琴電700形。名古屋市交通局時代から先頭車のものを活用したもので、2編成しか存在しない(300形・1200形各1本を改造)。
写真は721-722(旧塗装)で、1200形からの改造車(前面貫通路上の行先表示器の有無が種車の識別点。300形からの改造車(701-702)は助士席側に行先表示器を後付け)。
福井鉄道には元名城線の1100形・1200形が譲渡された。パンタグラフの設置・3扉→2扉化・収納式ドアステップの設置・冷房化・台車の交換・ワンマン運転対応改造・排障器の設置・前面窓の小型化等が施された。

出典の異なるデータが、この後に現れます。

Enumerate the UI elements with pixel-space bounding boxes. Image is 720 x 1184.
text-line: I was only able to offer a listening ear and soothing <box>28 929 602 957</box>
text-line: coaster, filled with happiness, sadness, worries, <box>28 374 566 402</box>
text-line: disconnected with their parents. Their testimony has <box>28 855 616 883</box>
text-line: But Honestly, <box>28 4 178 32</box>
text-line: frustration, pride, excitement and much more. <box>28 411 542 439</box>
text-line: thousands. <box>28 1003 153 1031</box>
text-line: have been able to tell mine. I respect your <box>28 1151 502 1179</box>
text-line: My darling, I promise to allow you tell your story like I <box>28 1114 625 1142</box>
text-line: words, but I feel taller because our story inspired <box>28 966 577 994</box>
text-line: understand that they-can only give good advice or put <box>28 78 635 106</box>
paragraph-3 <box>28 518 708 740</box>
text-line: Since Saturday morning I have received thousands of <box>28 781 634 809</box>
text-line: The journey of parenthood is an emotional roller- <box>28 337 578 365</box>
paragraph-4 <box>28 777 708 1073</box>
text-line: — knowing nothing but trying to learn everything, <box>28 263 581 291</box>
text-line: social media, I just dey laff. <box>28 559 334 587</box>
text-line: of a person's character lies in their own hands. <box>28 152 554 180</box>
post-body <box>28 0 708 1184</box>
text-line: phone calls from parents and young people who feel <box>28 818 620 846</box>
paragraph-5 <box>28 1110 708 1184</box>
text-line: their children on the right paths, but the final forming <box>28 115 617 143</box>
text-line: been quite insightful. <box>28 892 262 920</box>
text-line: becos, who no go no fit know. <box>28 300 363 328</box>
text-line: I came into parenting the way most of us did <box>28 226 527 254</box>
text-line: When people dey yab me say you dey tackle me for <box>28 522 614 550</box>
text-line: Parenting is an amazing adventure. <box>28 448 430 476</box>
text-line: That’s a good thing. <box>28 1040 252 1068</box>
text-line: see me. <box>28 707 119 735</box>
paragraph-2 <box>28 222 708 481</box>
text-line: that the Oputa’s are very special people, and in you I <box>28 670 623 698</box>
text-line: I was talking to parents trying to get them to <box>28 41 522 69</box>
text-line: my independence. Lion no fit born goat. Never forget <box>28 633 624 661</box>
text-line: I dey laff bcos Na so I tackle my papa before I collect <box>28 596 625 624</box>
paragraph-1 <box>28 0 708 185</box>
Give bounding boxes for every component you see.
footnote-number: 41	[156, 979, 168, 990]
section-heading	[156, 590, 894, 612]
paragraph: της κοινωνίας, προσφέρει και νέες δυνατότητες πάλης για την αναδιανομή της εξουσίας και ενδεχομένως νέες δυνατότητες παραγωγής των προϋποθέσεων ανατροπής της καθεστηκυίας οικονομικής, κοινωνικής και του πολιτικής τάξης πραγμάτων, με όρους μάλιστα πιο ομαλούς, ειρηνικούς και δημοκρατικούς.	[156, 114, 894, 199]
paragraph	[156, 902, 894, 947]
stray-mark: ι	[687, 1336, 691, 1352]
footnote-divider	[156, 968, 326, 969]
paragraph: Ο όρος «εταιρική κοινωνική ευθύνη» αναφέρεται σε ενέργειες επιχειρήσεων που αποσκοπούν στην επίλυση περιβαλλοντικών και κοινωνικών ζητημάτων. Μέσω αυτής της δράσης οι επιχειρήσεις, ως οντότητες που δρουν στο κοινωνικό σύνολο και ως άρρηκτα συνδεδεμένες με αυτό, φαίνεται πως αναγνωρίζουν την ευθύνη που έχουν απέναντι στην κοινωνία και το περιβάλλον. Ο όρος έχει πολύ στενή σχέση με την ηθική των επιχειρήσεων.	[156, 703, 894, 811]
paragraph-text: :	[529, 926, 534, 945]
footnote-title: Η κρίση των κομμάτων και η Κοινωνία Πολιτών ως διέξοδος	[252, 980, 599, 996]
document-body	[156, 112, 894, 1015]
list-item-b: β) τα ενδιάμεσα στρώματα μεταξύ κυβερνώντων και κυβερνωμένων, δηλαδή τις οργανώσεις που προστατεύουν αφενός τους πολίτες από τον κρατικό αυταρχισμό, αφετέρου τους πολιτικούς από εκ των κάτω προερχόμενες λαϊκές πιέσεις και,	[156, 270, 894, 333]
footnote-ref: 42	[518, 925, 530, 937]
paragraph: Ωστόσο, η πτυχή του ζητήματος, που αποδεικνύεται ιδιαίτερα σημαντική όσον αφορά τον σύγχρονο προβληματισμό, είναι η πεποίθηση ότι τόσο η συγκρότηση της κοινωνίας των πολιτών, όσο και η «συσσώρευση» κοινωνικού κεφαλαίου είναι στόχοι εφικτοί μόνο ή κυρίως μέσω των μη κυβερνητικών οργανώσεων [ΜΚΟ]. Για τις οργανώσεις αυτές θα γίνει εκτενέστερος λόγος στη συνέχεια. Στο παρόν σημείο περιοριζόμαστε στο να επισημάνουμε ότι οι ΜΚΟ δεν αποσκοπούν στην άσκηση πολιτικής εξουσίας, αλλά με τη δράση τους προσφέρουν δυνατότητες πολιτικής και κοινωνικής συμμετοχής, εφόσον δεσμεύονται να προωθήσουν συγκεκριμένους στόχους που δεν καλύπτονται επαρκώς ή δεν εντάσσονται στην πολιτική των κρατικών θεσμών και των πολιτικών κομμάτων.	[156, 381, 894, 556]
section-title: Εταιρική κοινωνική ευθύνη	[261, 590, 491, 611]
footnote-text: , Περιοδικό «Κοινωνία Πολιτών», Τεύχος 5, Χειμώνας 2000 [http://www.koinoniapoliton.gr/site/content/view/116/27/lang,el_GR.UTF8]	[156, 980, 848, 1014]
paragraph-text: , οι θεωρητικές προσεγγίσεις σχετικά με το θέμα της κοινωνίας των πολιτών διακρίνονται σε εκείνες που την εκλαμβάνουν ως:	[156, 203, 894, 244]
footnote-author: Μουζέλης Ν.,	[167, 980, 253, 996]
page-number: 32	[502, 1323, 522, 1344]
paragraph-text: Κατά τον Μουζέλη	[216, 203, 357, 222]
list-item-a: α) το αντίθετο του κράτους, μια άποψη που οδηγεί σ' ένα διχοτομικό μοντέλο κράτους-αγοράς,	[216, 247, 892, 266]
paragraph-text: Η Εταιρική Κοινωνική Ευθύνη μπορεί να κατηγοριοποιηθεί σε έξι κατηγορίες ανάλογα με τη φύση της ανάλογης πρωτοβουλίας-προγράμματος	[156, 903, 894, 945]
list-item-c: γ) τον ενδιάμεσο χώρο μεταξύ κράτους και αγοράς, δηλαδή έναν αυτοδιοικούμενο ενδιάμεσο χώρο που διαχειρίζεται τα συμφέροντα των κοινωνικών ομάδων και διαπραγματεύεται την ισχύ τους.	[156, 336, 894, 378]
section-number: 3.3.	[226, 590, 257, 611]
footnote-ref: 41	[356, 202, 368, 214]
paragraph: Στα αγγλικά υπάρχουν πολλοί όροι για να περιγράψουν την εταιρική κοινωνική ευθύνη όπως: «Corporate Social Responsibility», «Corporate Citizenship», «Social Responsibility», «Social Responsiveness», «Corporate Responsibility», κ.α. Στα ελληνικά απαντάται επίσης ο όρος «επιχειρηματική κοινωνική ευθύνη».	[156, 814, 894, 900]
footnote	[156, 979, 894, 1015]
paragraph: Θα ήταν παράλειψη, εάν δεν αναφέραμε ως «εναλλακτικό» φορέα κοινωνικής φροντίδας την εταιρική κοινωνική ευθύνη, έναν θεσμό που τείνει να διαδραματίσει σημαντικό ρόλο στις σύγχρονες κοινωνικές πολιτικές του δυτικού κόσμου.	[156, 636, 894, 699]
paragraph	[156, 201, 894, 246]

写真は610形(旧塗装)で、1M1Tの2両固定編成。1両は電装解除されている。1編成のみの存在。
610形の現行塗装。
610形の車内の様子。網棚がない車内やスタンションポール付きの袖仕切り、座席のモケットの色等に1200形の面影はあるが、それ以外は改造により大きく印象が変わった。
「黄電」で譲渡された車両のうち、原形に最も近い内装を保っているのはブエノスアイレス地下鉄への譲渡車である。
両運転台車の600形。2両が導入されたが、現在は1両(モハ602)のみ。現在は専らイベント専用車として運行されている。